Debugging stories
When you’ve been programming long enough, you’ll have some interesting stories to tell - about bugs that confounded you, crazy clients who didn’t know what they wanted, or mad managers who wanted everything delivered yesterday.
Looking back, I can think of three fascinating bugs I’ve encountered. You encounter your typical timing-issues or framework idiosyncrasies every now and then, which can be quite hard to understand and fix. But these three bugs are a different species altogether.
Out of disk space
It appeared that one of our servers couldn’t process any requests because it had run out of disk space. (At least that’s what the web server logs said). It seemed strange, because we didn’t have that much data on the server. Doing a df -h
showed several gigabytes of free space remaining.
It was odd, but what was odder was the database we had in place. It generated a file for each record that it created. As a result, we ended up with a very large number of small files on the system.
As it tuns out, we had hit the maximum number of files that the filesystem would allow us to create! Running a df -i
confirmed that we had run out of inodes. The obvious solution was to move to a better data storage mechanism. Alas, in that company, we never took the obvious solution. But that’s the subject of another blog post ;)
The mystery of the disappearing card
We were working on an online poker game, which used virtual currency. I am thankful that we were using virtual money, considering the number of bugs we had in that piece-of-crap of a program.
So one day, the client complained that a card would disappear randomly in the game. For a long time, we couldn’t replicate the issue - until it finally happened on a developer machine. It seemed completely random, and we couldn’t narrow it down to a particular scenario.
Of course, to solve a bug, you first have to reproduce it. So one of the devs sat on his machine all day, playing poker while inspecting the network requests/responses and logs. He got to a point where he figured out that it was only the Ace of Diamonds that would disappear.

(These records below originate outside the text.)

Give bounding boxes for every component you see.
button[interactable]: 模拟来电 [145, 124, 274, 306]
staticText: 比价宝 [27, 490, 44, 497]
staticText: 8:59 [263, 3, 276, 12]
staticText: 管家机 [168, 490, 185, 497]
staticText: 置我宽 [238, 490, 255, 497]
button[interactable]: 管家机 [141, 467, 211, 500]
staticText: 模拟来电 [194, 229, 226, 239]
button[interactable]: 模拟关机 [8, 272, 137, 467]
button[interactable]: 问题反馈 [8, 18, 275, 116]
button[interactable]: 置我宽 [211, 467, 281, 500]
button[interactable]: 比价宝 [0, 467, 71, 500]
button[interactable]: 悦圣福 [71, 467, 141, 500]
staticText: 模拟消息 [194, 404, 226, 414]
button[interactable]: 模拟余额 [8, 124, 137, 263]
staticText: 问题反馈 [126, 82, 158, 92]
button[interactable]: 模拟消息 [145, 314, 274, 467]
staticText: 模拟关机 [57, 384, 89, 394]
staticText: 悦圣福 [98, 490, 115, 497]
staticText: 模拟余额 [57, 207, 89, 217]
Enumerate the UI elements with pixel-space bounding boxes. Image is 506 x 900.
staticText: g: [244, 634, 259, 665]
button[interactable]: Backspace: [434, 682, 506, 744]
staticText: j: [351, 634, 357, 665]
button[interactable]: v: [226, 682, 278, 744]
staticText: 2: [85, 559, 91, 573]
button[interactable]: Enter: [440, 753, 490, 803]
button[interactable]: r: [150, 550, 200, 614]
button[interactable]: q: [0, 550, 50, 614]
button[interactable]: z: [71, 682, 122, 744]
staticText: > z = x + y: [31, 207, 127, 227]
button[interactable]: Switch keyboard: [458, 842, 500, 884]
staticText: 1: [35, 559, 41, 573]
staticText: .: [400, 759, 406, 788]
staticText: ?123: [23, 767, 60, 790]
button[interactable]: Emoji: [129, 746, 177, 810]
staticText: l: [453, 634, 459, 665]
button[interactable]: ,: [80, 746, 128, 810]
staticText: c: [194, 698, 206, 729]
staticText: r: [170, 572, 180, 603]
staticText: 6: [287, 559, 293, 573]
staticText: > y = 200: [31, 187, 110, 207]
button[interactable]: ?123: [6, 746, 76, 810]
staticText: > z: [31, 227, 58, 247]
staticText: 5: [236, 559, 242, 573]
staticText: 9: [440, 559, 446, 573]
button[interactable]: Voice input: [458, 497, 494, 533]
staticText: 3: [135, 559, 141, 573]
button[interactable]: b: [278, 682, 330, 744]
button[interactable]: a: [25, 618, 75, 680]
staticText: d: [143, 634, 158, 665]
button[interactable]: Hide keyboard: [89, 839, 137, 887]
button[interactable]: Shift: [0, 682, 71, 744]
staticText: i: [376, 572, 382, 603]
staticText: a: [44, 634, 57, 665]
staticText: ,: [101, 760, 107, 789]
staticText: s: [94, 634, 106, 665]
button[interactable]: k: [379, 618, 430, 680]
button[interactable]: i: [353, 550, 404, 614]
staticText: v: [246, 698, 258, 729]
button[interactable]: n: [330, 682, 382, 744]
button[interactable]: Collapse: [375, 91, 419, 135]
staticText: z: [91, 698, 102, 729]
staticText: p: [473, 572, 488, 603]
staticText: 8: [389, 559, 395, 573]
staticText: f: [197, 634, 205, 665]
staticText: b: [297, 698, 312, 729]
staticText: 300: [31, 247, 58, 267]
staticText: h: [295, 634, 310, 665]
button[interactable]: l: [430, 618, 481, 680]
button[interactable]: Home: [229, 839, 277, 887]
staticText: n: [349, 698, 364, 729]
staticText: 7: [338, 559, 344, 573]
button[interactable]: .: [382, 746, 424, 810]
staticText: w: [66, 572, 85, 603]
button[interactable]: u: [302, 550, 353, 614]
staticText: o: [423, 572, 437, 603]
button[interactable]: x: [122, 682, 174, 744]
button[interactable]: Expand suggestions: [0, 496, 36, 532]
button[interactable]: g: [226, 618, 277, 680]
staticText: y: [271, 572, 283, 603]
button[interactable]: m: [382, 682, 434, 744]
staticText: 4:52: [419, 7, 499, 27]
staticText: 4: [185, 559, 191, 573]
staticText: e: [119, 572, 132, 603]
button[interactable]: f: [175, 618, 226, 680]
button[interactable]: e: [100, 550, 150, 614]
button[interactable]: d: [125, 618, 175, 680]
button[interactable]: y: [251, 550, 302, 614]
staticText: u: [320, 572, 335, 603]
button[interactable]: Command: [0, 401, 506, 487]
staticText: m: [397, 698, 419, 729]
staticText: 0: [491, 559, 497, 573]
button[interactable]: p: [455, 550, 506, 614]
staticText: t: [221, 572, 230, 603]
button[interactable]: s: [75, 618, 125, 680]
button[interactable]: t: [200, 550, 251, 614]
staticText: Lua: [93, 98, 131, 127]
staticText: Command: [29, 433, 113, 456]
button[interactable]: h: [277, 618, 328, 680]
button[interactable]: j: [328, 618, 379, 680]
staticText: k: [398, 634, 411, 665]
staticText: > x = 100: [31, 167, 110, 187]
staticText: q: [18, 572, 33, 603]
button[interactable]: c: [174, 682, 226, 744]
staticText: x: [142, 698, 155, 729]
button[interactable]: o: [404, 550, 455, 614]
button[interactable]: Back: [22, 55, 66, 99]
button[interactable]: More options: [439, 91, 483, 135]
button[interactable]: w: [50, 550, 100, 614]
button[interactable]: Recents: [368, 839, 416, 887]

What was so special about the Ace of Diamonds that made it disappear? The network logs showed that the server was serving the response correctly. How the heck did it disappear? Clearly, the problem was not on the server. Even so, we decided to walk through the code again, debug it line-by-line just to ensure that the correct response was being served.
A couple of other people tried to replicate the issue. We found that it happened only on some of the boxes. Trying to narrow it down further, we tried different browsers. And that’s when we realized what was happening.
The Ace of Diamonds had an image file which was named ad.png
. The AdBlock browser extension decided that this was an advertisement and blocked the image.
To solve the problem, we simply renamed the file.
The slow Sudoku
Remember when Sudoku had become crazy popular around 8-10 years ago? I was in college at the time, and decided to build a Sudoku program for my project.
I built it in C++ using Qt for the GUI. I also came up with a rather crazy algorithm that used three-dimensional arrays instead of two-dimensional ones. (The third dimension was the model the small 3x3 minigrid).
Well, adding that extra complexity also added a lot of computational overhead, making my program very slow. Or so I thought.
After the program was complete, it took about 5-10 seconds to solve a puzzle on my home PC. But when I deployed it on the PC in my college, it took less than a second to solve it!
Now that didn’t make any sense. My home PC was much faster - it was a Pentium-4 with 1.6GHz, whereas my college PC was only a Pentium-3 800MHz. I also had more RAM and a better graphics card. It just didn’t make sense. This had to be solved!
Digging further, I started looking at log files and dmesg output on my home PC. I saw a strange message popping up whenever I ran my program: “CPU running in modulated clock mode”. I searched online for what it meant - apparently, my CPU was running too hot and the kernel was throttling the speed to keep it cool.
I popped open my cabinet and saw that my CPU fan wasn’t working. I replaced it, and my Sudoku became fast again!